Ich bin Teil der Erde.
Ich bin ein Baum
mit einer besonderen Kraft
und der Weisheit vieler alter Bäume
aus Jahrtausenden.
Meine Aufgabe ist Wandlung,
Altes umzuwandeln in Neues
oder in etwas, aus dem Neues werden kann,
unsauberes Wasser im Boden umzuwandeln
in sauberes,
unbekömmliche Energien um euch und mich herum
umzuwandeln in
helle, frische, freundliche Energie.
Links von mir, dort, wohin meine Äste zeigen,
befindet sich eine Wasserkreuzung,
eine ideale Stelle für Energieumwandlung.
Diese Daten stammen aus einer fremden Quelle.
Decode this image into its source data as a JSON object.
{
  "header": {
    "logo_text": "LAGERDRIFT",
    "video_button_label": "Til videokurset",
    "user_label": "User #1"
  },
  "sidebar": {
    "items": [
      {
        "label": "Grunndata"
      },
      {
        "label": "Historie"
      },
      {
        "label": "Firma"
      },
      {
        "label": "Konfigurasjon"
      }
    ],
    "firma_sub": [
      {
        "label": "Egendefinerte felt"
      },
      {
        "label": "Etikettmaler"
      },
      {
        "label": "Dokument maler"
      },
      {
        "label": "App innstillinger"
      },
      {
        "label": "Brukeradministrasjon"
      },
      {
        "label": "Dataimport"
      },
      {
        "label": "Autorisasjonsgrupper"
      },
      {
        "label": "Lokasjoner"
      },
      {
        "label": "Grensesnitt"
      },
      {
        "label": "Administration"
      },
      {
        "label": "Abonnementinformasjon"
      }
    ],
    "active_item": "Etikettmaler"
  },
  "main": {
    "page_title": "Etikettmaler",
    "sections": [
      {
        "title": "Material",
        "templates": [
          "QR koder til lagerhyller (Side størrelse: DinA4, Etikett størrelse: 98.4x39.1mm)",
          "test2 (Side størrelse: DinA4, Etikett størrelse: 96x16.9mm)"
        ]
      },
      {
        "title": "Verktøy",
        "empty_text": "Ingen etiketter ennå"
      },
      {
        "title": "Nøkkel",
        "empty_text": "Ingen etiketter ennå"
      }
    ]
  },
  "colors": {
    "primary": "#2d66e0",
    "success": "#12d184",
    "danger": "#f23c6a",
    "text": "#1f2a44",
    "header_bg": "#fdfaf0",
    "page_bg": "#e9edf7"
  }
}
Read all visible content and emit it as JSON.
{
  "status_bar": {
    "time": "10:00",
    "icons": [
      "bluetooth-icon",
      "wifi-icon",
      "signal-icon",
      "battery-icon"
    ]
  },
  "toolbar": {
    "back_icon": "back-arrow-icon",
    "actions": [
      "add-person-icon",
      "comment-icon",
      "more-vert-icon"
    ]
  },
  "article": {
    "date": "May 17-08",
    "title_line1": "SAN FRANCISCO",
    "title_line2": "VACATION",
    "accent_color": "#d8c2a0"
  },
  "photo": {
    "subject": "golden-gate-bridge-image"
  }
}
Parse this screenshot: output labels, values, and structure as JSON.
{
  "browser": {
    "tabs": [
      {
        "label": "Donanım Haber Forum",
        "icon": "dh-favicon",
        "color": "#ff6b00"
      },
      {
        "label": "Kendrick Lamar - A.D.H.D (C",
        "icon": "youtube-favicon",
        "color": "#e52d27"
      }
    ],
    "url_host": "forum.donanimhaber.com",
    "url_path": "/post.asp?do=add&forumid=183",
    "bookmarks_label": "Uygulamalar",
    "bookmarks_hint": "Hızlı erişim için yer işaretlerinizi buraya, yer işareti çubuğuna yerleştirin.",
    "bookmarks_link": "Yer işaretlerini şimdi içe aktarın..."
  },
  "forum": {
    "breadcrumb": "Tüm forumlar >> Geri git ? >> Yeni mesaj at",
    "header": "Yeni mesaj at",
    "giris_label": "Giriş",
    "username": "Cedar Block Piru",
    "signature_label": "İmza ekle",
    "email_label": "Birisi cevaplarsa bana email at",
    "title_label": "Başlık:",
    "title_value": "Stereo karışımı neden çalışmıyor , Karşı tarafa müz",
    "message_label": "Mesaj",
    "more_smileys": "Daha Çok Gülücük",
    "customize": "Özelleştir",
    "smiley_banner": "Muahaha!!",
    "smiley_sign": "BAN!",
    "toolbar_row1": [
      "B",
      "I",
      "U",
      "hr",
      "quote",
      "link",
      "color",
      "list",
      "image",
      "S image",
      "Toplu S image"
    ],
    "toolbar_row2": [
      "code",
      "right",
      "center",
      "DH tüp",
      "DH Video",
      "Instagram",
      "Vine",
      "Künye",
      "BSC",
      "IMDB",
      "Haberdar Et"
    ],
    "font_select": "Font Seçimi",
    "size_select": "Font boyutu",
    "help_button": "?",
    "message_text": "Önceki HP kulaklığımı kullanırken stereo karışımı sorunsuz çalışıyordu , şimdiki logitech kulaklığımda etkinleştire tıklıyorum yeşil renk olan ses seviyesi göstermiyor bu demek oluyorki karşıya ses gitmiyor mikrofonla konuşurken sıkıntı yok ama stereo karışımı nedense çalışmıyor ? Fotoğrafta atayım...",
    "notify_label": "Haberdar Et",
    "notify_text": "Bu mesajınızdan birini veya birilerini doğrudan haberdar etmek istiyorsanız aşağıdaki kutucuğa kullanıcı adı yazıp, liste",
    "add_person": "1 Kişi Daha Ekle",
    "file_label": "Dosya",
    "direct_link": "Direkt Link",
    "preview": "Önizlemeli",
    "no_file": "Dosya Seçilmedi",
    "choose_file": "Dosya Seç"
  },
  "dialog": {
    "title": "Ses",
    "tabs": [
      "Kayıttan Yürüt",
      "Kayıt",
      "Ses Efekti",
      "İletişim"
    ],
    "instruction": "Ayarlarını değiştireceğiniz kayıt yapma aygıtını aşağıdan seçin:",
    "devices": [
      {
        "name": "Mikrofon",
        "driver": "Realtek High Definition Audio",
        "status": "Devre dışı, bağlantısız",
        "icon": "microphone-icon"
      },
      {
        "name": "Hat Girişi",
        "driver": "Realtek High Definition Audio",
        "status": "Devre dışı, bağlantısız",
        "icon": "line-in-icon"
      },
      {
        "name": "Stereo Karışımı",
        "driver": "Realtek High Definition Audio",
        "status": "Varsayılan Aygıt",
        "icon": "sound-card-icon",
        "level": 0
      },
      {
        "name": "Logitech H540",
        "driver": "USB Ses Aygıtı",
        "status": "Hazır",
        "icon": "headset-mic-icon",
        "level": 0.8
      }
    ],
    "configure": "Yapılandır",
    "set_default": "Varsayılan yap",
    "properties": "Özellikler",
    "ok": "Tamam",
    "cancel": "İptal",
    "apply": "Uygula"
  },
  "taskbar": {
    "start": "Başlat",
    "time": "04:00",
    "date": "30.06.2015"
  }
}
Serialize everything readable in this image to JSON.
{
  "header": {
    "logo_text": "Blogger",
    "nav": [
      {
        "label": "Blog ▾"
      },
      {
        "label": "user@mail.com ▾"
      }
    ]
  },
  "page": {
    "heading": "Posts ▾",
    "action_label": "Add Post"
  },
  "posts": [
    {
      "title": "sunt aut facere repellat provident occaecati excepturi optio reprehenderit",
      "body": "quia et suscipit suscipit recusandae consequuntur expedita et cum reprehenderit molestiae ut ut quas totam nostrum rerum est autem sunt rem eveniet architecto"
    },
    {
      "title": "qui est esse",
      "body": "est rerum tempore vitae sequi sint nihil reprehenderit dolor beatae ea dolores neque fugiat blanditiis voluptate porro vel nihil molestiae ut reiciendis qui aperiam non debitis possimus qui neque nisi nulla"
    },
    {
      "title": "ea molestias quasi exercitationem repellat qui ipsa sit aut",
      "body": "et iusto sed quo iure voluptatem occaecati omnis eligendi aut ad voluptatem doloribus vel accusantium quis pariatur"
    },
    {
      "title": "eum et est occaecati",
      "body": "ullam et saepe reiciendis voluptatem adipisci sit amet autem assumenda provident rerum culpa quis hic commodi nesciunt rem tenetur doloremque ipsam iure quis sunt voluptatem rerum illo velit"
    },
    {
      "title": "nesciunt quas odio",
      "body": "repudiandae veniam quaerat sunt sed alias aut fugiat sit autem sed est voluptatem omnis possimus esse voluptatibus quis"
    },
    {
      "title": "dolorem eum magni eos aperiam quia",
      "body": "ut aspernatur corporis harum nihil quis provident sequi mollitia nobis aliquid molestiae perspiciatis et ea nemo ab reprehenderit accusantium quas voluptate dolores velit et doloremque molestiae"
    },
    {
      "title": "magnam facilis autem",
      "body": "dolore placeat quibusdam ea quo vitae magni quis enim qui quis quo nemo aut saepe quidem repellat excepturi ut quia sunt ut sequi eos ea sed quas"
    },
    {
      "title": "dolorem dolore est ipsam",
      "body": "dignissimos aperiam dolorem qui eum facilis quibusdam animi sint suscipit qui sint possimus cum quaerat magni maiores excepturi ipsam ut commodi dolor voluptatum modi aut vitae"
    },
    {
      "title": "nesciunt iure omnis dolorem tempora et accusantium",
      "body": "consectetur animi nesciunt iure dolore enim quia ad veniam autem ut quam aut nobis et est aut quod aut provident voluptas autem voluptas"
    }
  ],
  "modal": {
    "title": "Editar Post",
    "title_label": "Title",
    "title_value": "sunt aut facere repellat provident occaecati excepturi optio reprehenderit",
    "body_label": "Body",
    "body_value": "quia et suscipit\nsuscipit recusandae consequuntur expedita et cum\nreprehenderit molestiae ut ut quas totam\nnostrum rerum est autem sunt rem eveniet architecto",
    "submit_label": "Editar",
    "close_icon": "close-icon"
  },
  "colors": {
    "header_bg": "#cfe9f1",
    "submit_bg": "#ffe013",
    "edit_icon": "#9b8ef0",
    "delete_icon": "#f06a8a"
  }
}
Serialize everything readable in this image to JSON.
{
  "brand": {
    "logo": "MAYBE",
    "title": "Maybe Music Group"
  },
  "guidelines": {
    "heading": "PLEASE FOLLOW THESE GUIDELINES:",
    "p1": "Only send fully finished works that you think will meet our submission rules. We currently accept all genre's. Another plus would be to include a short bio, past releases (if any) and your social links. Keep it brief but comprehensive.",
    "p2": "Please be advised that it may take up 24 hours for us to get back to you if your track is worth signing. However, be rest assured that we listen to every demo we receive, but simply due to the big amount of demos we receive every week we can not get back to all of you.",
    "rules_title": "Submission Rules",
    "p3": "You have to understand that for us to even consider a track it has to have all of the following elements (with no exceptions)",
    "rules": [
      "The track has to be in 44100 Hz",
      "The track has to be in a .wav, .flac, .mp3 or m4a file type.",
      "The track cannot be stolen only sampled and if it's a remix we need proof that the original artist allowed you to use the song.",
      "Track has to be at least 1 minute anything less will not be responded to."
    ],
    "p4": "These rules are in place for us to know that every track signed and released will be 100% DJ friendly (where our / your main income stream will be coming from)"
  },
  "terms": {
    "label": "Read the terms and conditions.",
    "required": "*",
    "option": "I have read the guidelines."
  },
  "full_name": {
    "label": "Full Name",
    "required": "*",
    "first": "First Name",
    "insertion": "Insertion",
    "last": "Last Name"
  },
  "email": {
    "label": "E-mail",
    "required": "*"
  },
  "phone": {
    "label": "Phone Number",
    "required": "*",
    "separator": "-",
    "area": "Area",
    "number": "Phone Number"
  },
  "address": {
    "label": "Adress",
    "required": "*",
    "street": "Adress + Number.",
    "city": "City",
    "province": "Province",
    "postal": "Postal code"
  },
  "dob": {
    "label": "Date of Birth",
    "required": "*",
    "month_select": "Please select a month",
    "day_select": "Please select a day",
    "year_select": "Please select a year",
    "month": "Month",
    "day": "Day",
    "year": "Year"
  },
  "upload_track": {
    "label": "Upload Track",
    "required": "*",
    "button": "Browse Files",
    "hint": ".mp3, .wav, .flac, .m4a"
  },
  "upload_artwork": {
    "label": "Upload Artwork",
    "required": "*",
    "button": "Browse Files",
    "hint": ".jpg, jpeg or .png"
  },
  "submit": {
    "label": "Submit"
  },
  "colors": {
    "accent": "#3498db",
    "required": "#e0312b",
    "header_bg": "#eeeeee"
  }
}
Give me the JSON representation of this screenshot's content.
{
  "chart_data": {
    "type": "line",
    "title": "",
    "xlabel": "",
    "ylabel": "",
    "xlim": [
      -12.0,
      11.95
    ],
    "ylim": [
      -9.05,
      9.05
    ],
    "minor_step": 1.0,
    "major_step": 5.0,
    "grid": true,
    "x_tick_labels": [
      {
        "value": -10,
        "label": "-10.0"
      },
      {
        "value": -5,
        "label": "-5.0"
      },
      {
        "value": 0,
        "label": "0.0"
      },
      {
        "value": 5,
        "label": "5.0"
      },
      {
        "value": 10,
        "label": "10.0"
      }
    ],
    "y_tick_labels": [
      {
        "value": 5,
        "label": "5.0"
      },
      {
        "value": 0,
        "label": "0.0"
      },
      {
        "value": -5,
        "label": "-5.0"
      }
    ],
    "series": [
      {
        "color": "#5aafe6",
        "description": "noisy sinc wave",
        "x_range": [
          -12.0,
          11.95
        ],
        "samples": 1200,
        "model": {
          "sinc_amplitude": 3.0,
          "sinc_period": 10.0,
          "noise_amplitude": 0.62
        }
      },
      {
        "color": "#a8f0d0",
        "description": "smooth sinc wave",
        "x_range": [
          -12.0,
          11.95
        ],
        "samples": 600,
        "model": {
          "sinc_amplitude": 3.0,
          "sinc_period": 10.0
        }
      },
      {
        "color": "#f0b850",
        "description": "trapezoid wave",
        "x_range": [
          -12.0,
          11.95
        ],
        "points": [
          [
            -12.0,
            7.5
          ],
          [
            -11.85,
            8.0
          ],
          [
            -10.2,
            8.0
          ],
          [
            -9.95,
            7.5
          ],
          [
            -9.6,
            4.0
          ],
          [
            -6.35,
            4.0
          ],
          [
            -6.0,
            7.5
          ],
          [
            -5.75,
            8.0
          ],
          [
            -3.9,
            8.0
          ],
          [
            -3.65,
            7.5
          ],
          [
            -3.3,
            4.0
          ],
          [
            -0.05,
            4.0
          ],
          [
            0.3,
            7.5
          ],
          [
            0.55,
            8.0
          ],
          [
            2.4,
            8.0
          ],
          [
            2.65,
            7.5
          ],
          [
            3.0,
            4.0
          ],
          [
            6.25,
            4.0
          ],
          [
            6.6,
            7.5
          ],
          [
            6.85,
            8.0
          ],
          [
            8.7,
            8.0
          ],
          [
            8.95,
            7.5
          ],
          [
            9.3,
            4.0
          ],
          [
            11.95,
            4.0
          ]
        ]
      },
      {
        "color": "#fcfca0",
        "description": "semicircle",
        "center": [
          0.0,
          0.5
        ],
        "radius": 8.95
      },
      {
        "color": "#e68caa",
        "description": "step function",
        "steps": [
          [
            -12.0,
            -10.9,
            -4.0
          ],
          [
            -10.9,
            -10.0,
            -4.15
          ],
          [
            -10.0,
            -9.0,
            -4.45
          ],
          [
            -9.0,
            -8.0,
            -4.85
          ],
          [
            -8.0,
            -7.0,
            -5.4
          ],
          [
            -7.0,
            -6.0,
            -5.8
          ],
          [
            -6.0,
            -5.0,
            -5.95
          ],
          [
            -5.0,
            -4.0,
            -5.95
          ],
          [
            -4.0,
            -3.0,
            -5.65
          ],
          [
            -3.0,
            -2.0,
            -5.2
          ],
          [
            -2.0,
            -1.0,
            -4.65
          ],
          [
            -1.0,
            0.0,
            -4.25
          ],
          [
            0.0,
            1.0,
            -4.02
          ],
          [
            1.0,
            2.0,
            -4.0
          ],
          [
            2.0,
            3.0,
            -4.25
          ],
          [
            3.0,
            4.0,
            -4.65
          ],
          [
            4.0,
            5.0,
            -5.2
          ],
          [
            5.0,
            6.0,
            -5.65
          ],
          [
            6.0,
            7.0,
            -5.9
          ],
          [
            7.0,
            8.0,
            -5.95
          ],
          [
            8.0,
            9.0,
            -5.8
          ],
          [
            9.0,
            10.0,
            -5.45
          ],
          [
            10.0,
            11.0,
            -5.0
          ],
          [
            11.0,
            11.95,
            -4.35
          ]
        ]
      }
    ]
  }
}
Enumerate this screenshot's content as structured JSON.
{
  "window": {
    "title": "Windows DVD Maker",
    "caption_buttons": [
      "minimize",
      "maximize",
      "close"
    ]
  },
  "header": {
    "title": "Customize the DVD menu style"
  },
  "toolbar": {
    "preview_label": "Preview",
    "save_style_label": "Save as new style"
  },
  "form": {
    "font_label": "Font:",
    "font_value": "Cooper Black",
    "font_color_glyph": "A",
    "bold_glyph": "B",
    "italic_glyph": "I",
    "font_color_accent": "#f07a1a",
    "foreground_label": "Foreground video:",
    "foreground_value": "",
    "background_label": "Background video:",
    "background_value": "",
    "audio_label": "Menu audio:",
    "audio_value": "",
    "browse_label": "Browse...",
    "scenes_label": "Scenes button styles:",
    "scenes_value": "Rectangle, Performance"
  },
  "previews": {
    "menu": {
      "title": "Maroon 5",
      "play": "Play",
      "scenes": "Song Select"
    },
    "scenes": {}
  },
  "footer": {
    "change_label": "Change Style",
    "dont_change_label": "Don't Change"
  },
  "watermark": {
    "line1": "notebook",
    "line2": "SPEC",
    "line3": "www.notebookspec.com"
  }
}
Ich sammle Energien, ich transformiere sie
und gebe sie ab.
Kannst du mir etwas über die Menschen
in deiner Nähe sagen?
fragte ich die Weide.
Das äußere Erscheinungsbild der Natur
ist den Menschen hier wichtiger
als unser Inneres.
Sie gebrauchen die Natur, was in Ordnung ist,
aber sie haben keinen Zugang
zu unserem Bewusstsein.
Sie sehen unseren Nutzen, unsere Schönheit,
und finden Gefallen daran,
aber sie nehmen mich
und die anderen pflanzlichen Lebewesen
nicht wahr als Wesen, die sie achten sollten.
Sie nehmen uns nicht in unserer wahren Größe,
unserem vieldimensionalen Umfang wahr.
Ich stehe hier als Baum, als Weide,
aber ich fühle die Verbundenheit mit allem.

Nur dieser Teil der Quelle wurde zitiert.